I asked only to be allowed to submit the name of one officer from each Presidency.

The name which is selected from the Bengal army was your own, and I ventured to express my hope that Her Majesty would be pleased to mark her sense of the long course of able, and honourable, and distinguished service through which you had passed, by conferring upon you the civil cross of a Knight Commander of the Bath.
As yet no reply has been received to my letter.

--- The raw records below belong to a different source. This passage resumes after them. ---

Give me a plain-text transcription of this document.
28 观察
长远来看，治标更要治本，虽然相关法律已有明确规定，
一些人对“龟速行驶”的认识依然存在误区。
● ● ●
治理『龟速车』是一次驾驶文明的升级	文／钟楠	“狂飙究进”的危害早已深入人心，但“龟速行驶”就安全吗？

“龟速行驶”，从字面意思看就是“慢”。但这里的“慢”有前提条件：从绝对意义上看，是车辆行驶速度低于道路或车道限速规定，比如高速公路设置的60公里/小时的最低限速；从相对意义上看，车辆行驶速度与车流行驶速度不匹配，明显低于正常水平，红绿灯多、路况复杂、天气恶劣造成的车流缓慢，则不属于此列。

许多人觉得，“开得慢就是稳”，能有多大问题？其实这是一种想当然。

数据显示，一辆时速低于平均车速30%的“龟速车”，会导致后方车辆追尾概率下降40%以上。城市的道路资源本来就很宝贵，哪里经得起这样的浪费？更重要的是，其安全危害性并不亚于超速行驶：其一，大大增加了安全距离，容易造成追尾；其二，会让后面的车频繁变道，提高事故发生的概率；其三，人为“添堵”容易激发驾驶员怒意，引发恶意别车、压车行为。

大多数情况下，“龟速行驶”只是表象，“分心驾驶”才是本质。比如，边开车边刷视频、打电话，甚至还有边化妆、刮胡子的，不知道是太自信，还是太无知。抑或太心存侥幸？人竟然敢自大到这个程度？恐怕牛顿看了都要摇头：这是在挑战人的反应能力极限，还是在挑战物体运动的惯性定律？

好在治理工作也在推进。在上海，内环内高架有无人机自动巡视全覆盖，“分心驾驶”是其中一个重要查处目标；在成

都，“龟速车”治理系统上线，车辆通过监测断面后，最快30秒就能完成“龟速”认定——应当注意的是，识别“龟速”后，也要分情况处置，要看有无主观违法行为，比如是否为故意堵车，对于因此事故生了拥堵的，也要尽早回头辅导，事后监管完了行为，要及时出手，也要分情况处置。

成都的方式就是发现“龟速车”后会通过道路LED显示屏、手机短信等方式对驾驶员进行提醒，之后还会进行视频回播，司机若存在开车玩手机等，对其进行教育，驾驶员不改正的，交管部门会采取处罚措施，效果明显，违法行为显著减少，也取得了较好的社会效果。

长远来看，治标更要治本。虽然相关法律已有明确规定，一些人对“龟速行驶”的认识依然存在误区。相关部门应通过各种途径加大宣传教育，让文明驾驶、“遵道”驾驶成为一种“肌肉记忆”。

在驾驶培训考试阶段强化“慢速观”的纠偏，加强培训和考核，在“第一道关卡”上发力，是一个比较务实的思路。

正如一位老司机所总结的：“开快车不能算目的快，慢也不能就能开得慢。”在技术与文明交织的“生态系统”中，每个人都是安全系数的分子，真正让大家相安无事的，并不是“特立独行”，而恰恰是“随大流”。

But as you have now arrived at the Presidency, I lose no time in making known to you what has been done; in the hope that you will receive it as a proof of the high estimation in which your services and character arc held, as well by myself as by the entire community of India.
I beg to remain, My dear General, Very truly yours, DALHOUSIE.
Major-General Sleeman.
Reply to above.

Dated 11th January, 1856.
MY LORD, I was yesterday evening favoured with your Lordship's most kind and flattering letter of the 9th instant from Barrackpore.
I cannot adequately express how highly honoured I feel by the mention that you have been pleased to make of my services to Her Majesty the Queen, and how much gratified I am by this crowning act of kindness from your Lordship in addition to the many favours I have received at your hands during the last eight years; and whether it may, or may not, be my fate to live long enough to see the honourable rank actually conferred upon me, which you have been so considerate and generous as to ask for me, the letter now received from your Lordship will of itself be deemed by my family as a substantial honour, and it will so preserved, I trust, by my son, with feelings of honest pride, at the thought that his father had merited such a mark of distinction from so eminent a statesman as the Marquis of Dalhousie.
My right hand is so crippled by rheumatism that I am obliged to make use of an amanuensis to write this letter, and my bodily strength is so much reduced, that I cannot hope before embarking for England to pay my personal respects to your Lordship.
Under these unfortunate circumstances, I now beg to take my leave of your Lordship; to offer my unfeigned and anxious wishes for your Lordship's health and happiness, and with every sentiment of respect and gratitude, to subscribe myself, Your Lordship's most faithful and Obedient servant, W.H.SLEEMAN, Major-General.
To the Most Noble The Marquis of Dalhousie, K.T., Governor-General, &c., &c., Calcutta.
Sir William Sleeman was an accomplished Oriental linguist, well versed in Arabic, Persian, and Urdu, and also in possession of a good working knowledge of Latin, Greek, and French.

His writings afford many proofs of his keen interest in the sciences of geology, agricultural chemistry, and political economy, and of his intelligent appreciation of the lessons taught by history.